Thursday, January 7, 2016

Judicial reform, real results, and politics

I've just looked over a World Bank assessing the performance of a judicial modernization project in Azerbaijan. You can find it here: Azerbaijan Judicial Modernization Project. Its a pretty damning document, and reminds me a lot of one I read some years ago about a project in, I think, Uzbekistan trying to do much the same thing. (I can't seem to quickly track down the Uzbek project; if I find it, I'll include the link.) The assessment lists a litany of things that went wrong: unrealistic project goals, use of vague terminology and catch-phrases with little idea of what they mean, poor planning, little buy-in from the government, and a lack of expertise and capacity, among other things. The overall project was rated "unsatisfactory" and it sounds like little or nothing was really accomplished, other than convincing the people of Azerbaijan that the World Bank has no idea what its talking about.

It reminded me a lot of projects I looked at in India during my research time there. I heard a lot of stories about "trainings" for Indian judges and judicial officials, during which most of the participants were playing games on their phones or just napping. Its not that they don't care about doing their jobs well, but more that they doubt these trainers know anything they don't already. Its also because these projects don't really get at the political and bureaucratic problems that hold back effective legal processes. Its not about just throwing around phrases like "transparency" or "rule of law" and then getting the judges on board; they're part of a system that moves on whatever they're doing; and in any bureaucracy, the incentives imposed on actors by the system are far more powerful than than whatever new ideas (often not really so new) are brought by well-meaning foreigners.
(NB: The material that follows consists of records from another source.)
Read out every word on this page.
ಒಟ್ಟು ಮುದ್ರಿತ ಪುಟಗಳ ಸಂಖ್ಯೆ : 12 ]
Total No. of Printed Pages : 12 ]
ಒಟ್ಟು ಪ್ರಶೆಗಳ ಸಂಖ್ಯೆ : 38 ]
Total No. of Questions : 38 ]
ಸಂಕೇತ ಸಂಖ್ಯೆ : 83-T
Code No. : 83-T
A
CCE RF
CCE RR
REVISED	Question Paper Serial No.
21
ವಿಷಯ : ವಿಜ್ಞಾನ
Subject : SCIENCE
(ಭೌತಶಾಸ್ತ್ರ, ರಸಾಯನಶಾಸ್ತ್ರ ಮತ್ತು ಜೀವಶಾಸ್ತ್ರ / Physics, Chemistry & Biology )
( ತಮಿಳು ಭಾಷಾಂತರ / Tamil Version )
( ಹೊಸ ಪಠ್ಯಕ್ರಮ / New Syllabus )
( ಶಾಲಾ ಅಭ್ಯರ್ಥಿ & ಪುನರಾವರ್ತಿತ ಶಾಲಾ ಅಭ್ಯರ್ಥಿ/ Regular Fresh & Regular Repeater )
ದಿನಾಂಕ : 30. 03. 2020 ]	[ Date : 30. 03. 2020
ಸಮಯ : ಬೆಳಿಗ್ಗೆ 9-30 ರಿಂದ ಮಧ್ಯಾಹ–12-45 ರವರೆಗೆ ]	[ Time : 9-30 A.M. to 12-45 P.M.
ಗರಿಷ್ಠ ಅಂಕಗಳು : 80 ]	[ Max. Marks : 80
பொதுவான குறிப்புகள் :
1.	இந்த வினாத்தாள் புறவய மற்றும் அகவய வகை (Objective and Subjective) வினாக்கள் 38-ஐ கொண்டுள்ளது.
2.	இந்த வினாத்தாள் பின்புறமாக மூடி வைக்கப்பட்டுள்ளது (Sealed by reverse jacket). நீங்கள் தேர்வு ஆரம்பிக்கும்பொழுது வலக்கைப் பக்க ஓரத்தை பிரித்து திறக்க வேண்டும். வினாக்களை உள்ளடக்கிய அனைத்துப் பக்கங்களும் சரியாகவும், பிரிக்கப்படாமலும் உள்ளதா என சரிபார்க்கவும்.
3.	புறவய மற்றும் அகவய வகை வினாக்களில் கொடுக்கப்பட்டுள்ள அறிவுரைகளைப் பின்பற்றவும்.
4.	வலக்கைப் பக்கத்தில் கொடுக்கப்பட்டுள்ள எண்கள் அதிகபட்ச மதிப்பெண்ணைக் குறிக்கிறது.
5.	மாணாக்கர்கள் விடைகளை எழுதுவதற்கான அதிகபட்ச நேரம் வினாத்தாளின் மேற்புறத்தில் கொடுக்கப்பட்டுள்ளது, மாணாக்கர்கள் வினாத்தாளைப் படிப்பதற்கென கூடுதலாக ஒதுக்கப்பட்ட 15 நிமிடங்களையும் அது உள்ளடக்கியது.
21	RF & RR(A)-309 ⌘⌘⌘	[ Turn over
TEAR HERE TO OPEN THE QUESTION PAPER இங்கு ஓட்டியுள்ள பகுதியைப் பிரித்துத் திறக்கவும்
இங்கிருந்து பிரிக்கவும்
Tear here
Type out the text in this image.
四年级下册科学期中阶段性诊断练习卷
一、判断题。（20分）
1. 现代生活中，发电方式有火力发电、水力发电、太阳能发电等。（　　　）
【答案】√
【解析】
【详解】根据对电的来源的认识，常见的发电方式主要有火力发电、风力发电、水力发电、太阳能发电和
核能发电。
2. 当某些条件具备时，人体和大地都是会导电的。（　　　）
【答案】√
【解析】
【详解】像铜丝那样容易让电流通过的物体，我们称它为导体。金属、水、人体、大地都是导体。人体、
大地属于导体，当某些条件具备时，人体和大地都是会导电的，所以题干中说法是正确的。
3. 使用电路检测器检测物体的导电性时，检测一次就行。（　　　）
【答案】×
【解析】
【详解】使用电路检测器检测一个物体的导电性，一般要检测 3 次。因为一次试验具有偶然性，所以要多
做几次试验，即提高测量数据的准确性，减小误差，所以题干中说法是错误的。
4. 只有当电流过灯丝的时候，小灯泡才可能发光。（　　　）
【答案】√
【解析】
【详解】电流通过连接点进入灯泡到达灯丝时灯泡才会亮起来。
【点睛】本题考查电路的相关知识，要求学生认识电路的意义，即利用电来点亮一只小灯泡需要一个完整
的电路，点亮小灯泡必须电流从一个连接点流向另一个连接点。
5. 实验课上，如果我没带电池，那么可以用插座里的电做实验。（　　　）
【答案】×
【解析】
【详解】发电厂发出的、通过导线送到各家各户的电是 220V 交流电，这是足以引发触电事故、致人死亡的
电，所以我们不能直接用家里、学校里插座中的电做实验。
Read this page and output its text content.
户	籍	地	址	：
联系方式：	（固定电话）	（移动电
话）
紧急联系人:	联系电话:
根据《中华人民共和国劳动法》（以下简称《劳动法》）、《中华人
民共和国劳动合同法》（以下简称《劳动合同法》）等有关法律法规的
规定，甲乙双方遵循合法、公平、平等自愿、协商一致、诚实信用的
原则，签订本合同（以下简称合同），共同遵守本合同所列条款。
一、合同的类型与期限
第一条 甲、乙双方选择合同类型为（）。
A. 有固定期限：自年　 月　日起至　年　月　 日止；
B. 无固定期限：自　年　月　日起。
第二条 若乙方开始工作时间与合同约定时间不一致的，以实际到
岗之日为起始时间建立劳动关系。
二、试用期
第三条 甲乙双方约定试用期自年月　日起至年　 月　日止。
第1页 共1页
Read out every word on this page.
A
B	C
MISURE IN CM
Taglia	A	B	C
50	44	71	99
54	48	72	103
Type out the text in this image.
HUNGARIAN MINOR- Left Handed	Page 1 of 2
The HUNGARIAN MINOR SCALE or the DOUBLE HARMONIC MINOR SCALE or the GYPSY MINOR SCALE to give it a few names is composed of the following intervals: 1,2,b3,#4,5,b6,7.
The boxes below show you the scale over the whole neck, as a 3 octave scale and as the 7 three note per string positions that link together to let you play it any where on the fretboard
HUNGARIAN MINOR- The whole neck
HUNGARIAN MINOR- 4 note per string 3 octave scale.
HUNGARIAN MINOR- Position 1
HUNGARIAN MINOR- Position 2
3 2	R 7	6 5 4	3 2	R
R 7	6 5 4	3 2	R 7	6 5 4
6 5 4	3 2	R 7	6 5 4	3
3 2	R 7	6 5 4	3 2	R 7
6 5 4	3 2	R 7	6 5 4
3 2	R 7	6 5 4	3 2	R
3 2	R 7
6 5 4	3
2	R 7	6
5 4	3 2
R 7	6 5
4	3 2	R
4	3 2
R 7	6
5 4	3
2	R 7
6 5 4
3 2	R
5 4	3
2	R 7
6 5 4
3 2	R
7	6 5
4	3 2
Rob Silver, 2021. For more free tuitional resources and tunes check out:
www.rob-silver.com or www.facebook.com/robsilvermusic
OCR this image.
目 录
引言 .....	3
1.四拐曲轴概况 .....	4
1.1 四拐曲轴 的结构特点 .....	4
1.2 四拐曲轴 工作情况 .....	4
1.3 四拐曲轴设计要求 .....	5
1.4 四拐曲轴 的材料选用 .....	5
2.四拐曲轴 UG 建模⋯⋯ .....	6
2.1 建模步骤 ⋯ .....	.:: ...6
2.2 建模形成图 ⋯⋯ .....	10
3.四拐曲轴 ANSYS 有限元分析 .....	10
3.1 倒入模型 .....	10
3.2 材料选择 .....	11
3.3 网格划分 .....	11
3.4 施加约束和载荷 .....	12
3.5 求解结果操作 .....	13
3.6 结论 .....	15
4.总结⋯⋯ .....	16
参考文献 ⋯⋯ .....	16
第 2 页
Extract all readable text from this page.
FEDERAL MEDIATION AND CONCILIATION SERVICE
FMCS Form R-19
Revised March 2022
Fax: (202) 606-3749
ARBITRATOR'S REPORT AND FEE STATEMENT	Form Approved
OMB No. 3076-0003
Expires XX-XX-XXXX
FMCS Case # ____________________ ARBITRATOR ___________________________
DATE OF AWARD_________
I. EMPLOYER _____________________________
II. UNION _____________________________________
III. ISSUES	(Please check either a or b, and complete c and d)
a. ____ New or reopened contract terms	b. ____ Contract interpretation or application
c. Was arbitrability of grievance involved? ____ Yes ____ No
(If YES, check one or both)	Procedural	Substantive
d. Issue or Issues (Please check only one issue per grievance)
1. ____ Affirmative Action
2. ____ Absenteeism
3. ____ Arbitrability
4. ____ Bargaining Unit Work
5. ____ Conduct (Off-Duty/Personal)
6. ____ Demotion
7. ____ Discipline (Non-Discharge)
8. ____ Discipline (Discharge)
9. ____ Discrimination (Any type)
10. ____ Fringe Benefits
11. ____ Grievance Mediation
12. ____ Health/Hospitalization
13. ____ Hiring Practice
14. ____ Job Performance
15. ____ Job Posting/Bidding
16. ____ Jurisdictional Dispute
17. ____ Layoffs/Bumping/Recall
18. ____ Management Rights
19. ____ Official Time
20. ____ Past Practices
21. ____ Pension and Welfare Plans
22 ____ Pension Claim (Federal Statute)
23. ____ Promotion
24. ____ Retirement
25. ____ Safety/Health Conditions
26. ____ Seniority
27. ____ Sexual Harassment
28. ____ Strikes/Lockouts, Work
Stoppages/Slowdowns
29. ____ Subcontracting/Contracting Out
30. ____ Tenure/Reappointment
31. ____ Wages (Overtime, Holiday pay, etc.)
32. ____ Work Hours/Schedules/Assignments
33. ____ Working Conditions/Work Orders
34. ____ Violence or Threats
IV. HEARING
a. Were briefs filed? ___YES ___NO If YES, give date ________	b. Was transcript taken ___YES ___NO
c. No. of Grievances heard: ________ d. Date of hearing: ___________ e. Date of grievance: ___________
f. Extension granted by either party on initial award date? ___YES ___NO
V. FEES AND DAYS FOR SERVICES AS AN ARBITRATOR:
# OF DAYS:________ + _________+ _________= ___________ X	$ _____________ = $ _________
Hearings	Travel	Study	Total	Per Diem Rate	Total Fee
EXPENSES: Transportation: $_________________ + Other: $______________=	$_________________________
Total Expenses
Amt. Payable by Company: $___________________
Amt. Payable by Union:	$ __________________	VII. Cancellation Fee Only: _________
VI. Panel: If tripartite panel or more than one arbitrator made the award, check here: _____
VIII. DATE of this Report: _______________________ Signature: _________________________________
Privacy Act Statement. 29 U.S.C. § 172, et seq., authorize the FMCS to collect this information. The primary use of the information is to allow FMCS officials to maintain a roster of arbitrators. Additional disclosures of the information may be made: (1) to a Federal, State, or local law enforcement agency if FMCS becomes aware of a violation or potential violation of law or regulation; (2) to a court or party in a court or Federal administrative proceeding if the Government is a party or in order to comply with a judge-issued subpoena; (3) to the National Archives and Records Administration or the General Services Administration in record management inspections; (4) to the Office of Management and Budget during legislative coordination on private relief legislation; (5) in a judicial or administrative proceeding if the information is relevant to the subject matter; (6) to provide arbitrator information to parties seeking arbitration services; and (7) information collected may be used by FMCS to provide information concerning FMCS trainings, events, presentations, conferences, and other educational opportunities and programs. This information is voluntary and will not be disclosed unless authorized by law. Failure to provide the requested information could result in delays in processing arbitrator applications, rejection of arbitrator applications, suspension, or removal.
What could make these programs more effective? One problem, I think, is that the incentives for Bank and UNDP staff, for example, are just way, way different than those of local staff. Development agency personnel still feel pressure to "get things done": to set up a project, hire consultants, hold trainings. When its found that the project was a dud, most of these staff will have moved on anyway. That's an old problem. Also, these agencies are still only at the beginning of really tackling the governance problems that lie at the heart of these inefficiencies. No one truly wants to tackle the big problems, like fighting the corruption that leads judges and lawyers to act arbitrarily; its just too political. I think that staff is slowly starting to appreciate that they have to get into the guts of a political system to affect real change in governance, but there is a long way to go.